Sunday, February 27, 2011

The EU's Libyan failure

Through all the storm and stress that has marked the recent history of the European Union--voters in France and the Netherlands opposed to its voluminous constitution, then outright rejection by the Irish, now the endless controversies over how to manage a common currency--the Union has remained for many an article of faith. There must be an EU, they intone, because the world cannot dispense with the universal values embodied in the war-weary, post-colonial, globally aware, democratically committed, in short, the enlightened vision of Old Europe.

If such indeed is the ideological ballast required to keep the EU and its EMU afloat through the perilous seas of ongoing financial crisis and economic contraction, it would make all the more serious, as Le Monde's editors suggest in yesterday's edition, Europe's failure to flourish its values in the face of Libya's humanitarian disaster. But alas, the divisive, sauve qui peut side of the European mentality is what heaves into view at moments like this. Will the EU call for Gadhafi's resignation and removal? No, because two member-states, Italy and Malta, are afraid of precipitating a refugee crisis. And in a sense they are right: apparently, as I learn, the Treaty of Dublin is the vehicle by which other EU countries decline to share the refugee burden with fellow member-states unlucky enough to be the point of landfall. If those Libyans make it to Lampedusa, they're yours forever, Signor Berlusconi, and every article of the Declaration of Human Rights is yours to share with them. Don't bother to call Brussels--where Lady Ashton is busy anyhow making idle pronouncements in the absence of any clear diplomatic agenda.

Part of what is so tawdry in this scenario is the clear fact that Libya, for all the difficulties posed by its 42 years of tribal rule, is Europe's neighbor and Europe's problem. It was only yesterday that all the heads of government, from Tony Blair to Sarko to Merkel, were lining up for photo ops--and oil contracts-- with the Guide of the Revolution. And wasn't Libya supposed to be a mainstay of the Mediterranean Union?

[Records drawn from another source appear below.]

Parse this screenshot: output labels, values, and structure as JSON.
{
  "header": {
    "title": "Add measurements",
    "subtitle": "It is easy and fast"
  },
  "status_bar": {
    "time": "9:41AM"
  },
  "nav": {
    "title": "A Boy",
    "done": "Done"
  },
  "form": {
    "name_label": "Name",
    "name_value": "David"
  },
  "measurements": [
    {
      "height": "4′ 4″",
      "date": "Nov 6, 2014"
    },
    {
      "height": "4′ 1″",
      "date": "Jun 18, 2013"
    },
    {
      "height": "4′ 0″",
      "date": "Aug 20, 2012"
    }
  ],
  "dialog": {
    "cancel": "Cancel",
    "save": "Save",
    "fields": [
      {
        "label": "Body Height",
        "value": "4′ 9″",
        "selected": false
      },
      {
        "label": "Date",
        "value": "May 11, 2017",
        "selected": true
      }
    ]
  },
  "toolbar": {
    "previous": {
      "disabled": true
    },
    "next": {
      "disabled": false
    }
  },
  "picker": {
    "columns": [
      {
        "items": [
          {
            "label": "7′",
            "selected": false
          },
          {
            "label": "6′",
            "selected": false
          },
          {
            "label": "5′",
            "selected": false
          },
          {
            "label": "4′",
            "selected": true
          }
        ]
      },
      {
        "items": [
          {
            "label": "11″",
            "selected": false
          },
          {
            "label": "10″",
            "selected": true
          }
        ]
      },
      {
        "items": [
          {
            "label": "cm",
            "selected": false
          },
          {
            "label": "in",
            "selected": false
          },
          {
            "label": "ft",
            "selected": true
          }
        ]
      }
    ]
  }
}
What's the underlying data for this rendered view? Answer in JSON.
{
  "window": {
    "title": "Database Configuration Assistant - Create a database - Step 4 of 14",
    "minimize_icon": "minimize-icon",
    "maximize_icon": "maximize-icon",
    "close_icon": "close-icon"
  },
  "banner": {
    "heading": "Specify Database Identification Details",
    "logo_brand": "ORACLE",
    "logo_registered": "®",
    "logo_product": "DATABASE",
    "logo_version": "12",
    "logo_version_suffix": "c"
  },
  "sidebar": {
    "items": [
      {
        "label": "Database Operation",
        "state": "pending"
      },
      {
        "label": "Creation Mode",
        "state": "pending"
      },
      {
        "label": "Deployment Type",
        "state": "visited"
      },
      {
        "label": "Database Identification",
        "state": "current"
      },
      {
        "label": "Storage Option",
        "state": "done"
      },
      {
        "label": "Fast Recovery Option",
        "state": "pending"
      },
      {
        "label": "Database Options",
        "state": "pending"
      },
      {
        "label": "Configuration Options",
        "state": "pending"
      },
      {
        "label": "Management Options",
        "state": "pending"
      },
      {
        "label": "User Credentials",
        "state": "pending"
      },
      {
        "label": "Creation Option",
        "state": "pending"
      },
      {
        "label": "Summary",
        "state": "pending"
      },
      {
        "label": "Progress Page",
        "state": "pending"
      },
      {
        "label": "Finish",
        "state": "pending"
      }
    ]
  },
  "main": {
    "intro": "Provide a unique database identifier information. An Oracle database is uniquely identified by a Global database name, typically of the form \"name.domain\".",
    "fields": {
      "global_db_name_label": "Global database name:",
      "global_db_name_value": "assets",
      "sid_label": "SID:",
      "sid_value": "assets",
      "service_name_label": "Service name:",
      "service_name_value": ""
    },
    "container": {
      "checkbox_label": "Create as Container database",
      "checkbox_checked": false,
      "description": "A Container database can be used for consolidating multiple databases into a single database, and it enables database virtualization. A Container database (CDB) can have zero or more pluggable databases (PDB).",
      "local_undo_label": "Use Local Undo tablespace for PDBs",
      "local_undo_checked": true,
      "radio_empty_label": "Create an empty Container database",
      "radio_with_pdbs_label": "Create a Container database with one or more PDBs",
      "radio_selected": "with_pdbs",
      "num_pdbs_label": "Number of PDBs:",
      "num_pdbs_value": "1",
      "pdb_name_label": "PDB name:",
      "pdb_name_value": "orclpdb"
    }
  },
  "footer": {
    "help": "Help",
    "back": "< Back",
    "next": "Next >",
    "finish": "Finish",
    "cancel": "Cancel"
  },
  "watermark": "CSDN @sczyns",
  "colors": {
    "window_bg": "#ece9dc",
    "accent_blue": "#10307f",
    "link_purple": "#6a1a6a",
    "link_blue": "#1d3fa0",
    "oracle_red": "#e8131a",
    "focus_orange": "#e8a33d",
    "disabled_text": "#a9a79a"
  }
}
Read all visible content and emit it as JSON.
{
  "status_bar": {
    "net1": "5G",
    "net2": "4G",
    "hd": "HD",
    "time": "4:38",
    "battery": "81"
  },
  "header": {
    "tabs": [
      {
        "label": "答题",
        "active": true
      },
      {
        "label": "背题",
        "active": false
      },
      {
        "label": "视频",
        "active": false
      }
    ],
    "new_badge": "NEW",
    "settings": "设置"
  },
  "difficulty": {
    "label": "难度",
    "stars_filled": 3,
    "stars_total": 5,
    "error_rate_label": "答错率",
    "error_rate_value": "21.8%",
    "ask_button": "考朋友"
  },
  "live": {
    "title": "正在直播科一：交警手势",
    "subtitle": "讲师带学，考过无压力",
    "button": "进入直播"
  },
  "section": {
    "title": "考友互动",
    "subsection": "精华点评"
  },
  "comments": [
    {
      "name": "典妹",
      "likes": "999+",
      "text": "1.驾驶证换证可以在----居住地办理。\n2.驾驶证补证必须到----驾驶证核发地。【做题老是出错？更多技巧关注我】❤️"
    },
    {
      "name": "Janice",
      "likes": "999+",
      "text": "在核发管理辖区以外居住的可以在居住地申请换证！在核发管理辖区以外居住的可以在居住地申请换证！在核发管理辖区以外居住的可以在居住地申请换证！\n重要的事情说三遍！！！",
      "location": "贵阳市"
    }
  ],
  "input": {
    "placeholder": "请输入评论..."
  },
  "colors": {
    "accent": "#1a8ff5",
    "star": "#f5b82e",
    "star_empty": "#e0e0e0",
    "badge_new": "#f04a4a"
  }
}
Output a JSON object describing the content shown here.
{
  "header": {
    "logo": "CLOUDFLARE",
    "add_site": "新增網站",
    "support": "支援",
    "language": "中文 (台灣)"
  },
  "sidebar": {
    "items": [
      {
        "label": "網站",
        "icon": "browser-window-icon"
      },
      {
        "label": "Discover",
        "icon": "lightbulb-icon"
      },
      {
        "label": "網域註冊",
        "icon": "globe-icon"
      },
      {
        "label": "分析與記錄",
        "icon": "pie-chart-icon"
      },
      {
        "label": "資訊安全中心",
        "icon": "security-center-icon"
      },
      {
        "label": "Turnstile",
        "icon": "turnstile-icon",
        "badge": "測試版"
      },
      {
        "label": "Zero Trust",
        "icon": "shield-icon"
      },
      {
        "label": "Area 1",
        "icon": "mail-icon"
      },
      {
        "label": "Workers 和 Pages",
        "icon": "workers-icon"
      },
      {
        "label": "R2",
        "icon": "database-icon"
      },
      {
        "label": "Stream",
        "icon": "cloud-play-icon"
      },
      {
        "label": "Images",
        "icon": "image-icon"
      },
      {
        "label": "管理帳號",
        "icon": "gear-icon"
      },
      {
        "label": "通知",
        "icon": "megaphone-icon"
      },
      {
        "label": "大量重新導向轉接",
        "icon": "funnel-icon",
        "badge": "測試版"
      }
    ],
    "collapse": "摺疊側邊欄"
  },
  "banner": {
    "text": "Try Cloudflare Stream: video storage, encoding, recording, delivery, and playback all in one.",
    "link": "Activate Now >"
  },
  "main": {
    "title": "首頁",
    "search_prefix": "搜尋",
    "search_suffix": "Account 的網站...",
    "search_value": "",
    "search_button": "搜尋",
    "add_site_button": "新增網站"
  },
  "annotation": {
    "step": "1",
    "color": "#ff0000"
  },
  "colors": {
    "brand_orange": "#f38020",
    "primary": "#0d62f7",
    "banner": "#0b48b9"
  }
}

Other voices, sometimes dismissed as demagogic or anachronistic, have questioned whether the EU idea is anything more than window dressing for an international business cartel whose mission is continued exploitation of less developed economies. I personally would like to believe in a better EU, whose espoused values are close to my own. But honestly, if the sight of a dictator shooting down his own people in the streets of the capital isn't enough to excite the EU's humane reflexes, one has to wonder what the use is of all that high-minded rhetoric.